Bathing implies having some contact with the ground while in the water—propulsion and speed are secondary. Bathing. Bathing: the word itself feels like a balm, a cleanse, rather than the wavy struggle of swimming. I wonder why swimming in North America feels different from swimming in Europe.
Until the late seventeenth century, the sea was regarded as a place of danger and death, the aspect of houses was directed inland, sailors were not taught to swim, in order to foster in them a true respect for the sea. The ocean stank, was dangerous, belched up seaweed and flotsam, and was full of marauding pirates and monsters. The value of any coastline was in proportion to how fortified it was. Swimming instruction as military drill for men and horses began in the late eighteenth and early nineteenth centuries in northern Europe, accompanying developments in toilets and indoor plumbing.
In The Springboard in the Pond: An Intimate History of the Swimming Pool, Thomas A. P. van Leeuwen talks about the impression physical activity made on European visitors to the United States in the 1890s: “Americans seem best to express their spiritual energy by moving their bodies, by running, walking fast, and competing in sports.”
I think of the only time my medals have come in handy, at the U.S. border crossing in Buffalo. As Jason and I pull up at the border after inching through a traffic jam from Toronto, a guard eyes us suspiciously and asks for our passports. We look a mess; the car reeks of B. O. and chicken nuggets. Vintage clothes are strewn across the backseat, moth-eaten blankets lumpily cover Jason’s camera equipment. One of my father’s art-college paintings is jammed between our luggage. I’m certain we’ll be pulled over to the side, as I often am, and interrogated. The guard gets out of his booth and asks me to pop the back. I do. Shuffling sounds, then: “Who’s the swimmer?” I smile at Jason. “I am.” The hatchback shuts quietly. The guard hands us our passports with no further questions, just “Drive safely.” Before I left my parents’ house I heaved a large tote bag into the car; in it were eight years’ worth of gold, silver, and bronze swimming medals.

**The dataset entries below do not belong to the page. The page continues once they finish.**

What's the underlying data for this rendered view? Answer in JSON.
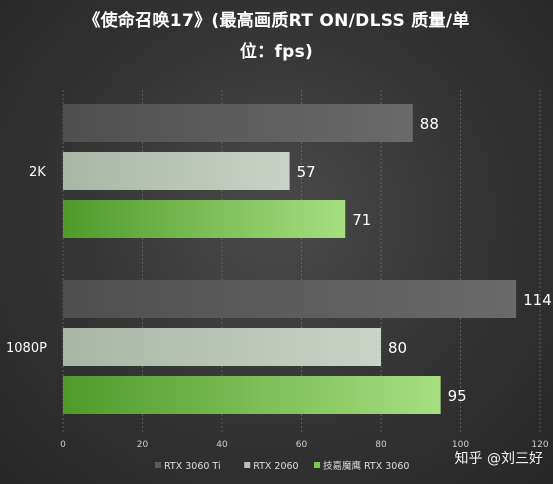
{
  "chart_data": {
    "type": "bar",
    "orientation": "horizontal",
    "title_line1": "《使命召唤17》(最高画质RT ON/DLSS 质量/单",
    "title_line2": "位：fps)",
    "categories": [
      "2K",
      "1080P"
    ],
    "series": [
      {
        "name": "RTX 3060 Ti",
        "values": [
          88,
          114
        ],
        "color": "#5a5a5a"
      },
      {
        "name": "RTX 2060",
        "values": [
          57,
          80
        ],
        "color": "#b7c4b4"
      },
      {
        "name": "技嘉魔鹰 RTX 3060",
        "values": [
          71,
          95
        ],
        "color": "#7cc94f"
      }
    ],
    "xlim": [
      0,
      120
    ],
    "xticks": [
      0,
      20,
      40,
      60,
      80,
      100,
      120
    ],
    "grid": true,
    "legend_position": "bottom-left"
  },
  "watermark": "知乎 @刘三好"
}
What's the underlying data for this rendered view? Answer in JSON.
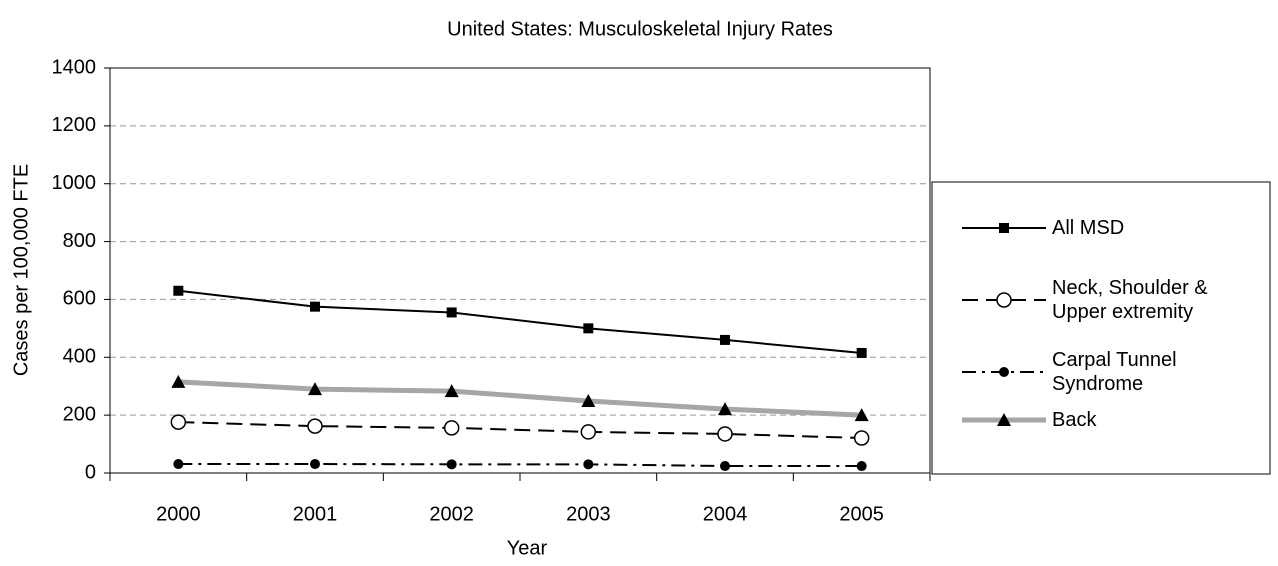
{
  "chart_data": {
    "type": "line",
    "title": "United States: Musculoskeletal Injury Rates",
    "x_label": "Year",
    "y_label": "Cases per 100,000 FTE",
    "categories": [
      "2000",
      "2001",
      "2002",
      "2003",
      "2004",
      "2005"
    ],
    "series": [
      {
        "name": "All MSD",
        "color": "#000000",
        "line_style": "solid",
        "marker": "square",
        "values": [
          630,
          575,
          555,
          500,
          460,
          415
        ]
      },
      {
        "name": "Neck, Shoulder & Upper extremity",
        "color": "#000000",
        "line_style": "dashed",
        "marker": "open-circle",
        "values": [
          176,
          162,
          156,
          142,
          135,
          121
        ]
      },
      {
        "name": "Carpal Tunnel Syndrome",
        "color": "#000000",
        "line_style": "dashdot",
        "marker": "circle",
        "values": [
          31,
          31,
          30,
          30,
          24,
          24
        ]
      },
      {
        "name": "Back",
        "color": "#a6a6a6",
        "line_style": "thick",
        "marker": "triangle",
        "values": [
          315,
          290,
          283,
          249,
          221,
          200
        ]
      }
    ],
    "ylim": [
      0,
      1400
    ],
    "yticks": [
      0,
      200,
      400,
      600,
      800,
      1000,
      1200,
      1400
    ],
    "grid": true,
    "legend": "right"
  }
}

While visiting Berlin, I meet an artist who swims every morning, so I ask him about the city’s pools. He quickly makes a list of those he likes in my notebook. His daily laps are done at Stadtbad Mitte, in Gartenstrasse.
I head first to Stadtbad Charlottenburg– Alte Halle, a small, pretty pool nestled in the leafy streets of western Berlin. I borrow a pair of children’s goggles from the lifeguard booth and swim short widths beside a thick red rope bisecting the pool. A labored mural of Hylas and the Nymphs overlooks the deep end. The pool is beautiful but feels heavily furnished, like a parlor. The other swimmers seem to be annoyed by my splashing.

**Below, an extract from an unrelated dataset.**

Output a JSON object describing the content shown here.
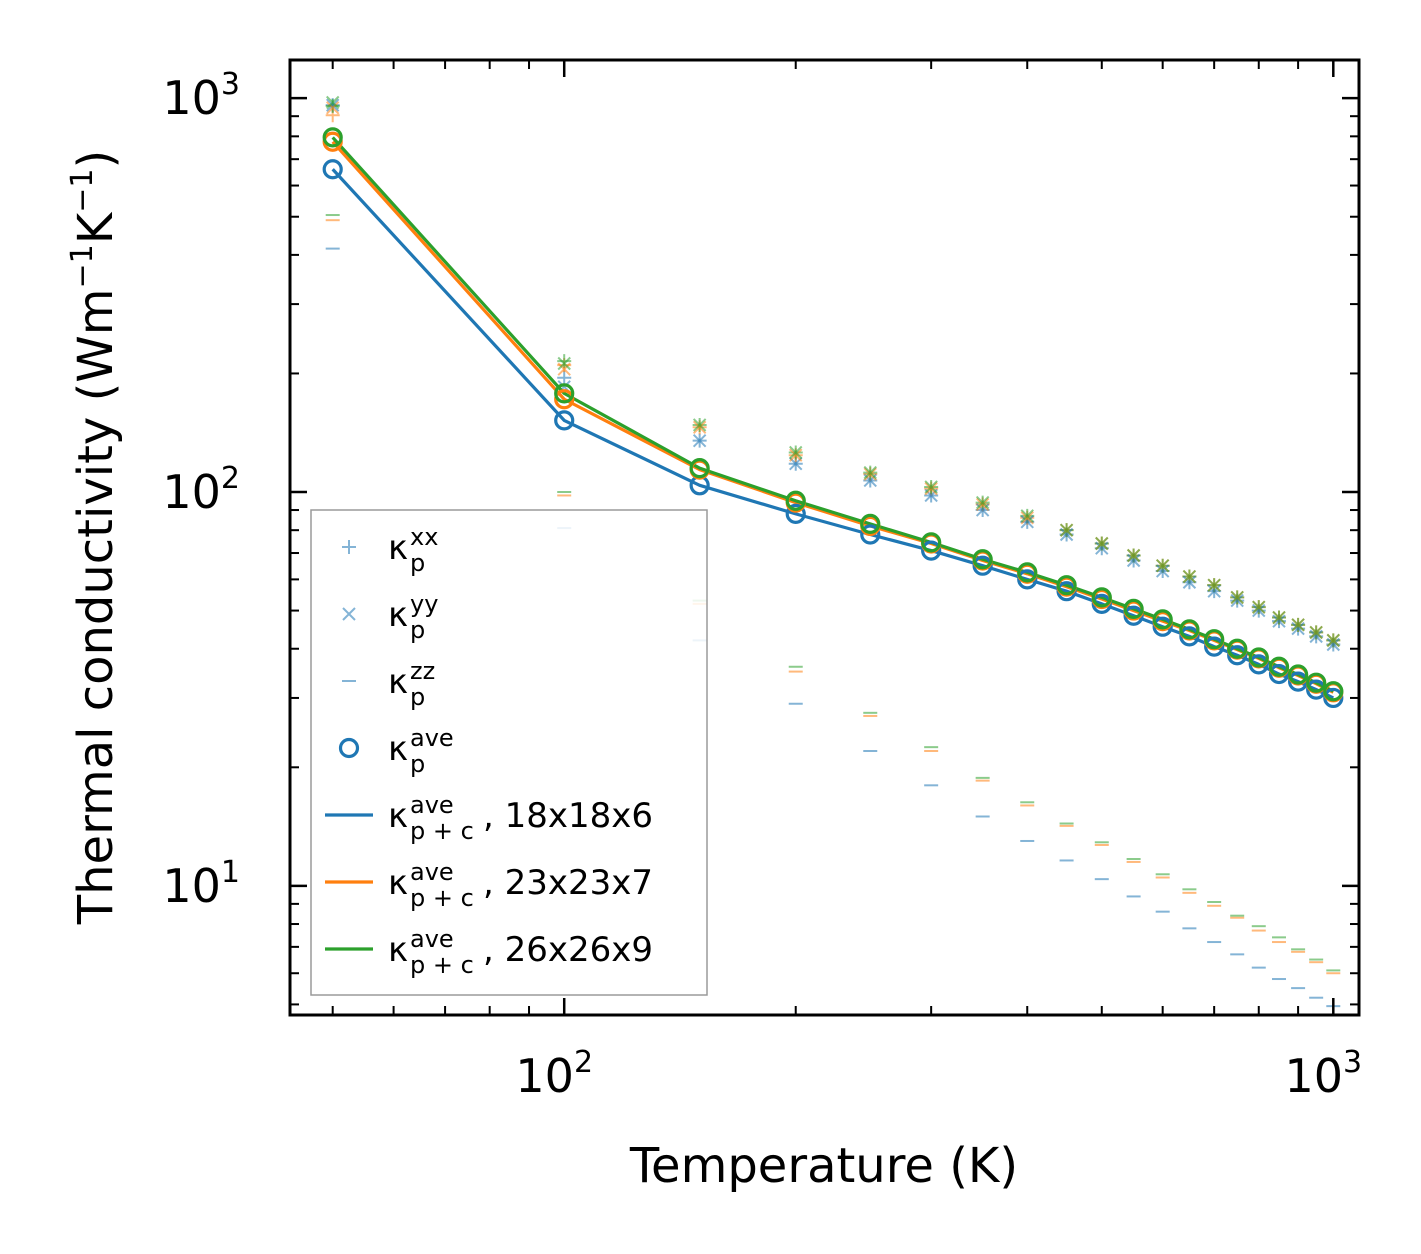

Stadtbad Mitte, completed in 1930, is a soaring, gridded glass box. It is bright and unusually airy for a pool, thanks to its high mullioned transparent roof. (In 1945 its roof was struck by two Allied bombs—conceivably dropped by my grandfather or some friends of his—that failed to explode.) The deck is tiled in small pale gray squares; there are slurping gutters along the sides, two staircases that lead to a very shallow end, and a three-foot drop from the deck to the water’s surface that makes the pool feel contained, tanklike. There are only eight other swimmers, most doing relaxed but steady laps. In the deep end I sink to the bottom and look around. The swimmers glide calmly overhead, my bubbles rise, glittering. I push off the bottom.
In Bath, England, for a literary festival, I visit the ancient Roman baths. Usually, any ruin filled with algae- greened water thrills me, but as I walk through the boxy displays and past the projected re-creations of “Romans” wearing too much mascara, I am bored. Even the two-thousand-year-old skeleton with cavities from eating honey does nothing for me. The statues the Victorians erected around the terrace overlooking the large outdoor pool upstage the real Roman stonework, the bath’s cruder but authentic roots. What I love, however, are the Roman curse tablets: tiny outrages scratched into pieces of lead and pewter and nailed to the wall, requesting that the gods visit misfortune on the heads of whoever stole their stuff while they were swimming. One reads:
To Minerva the goddess of Sulis I have given the thief who has stolen my hooded cloak, whether slave or free, whether man or woman. He is not to buy back this gift unless with his own blood.
I could relate, remembering the time my coral-pink Club Monaco sweatshirt was stolen from the Clarkson pool women’s locker room when I was thirteen. One minute I belonged to The Club of Monaco. Then suddenly I didn’t. My father was furious at the theft; on the chilly drive home his incredulity at my trust in other children vibrated in the car. I cursed the girl who had taken it.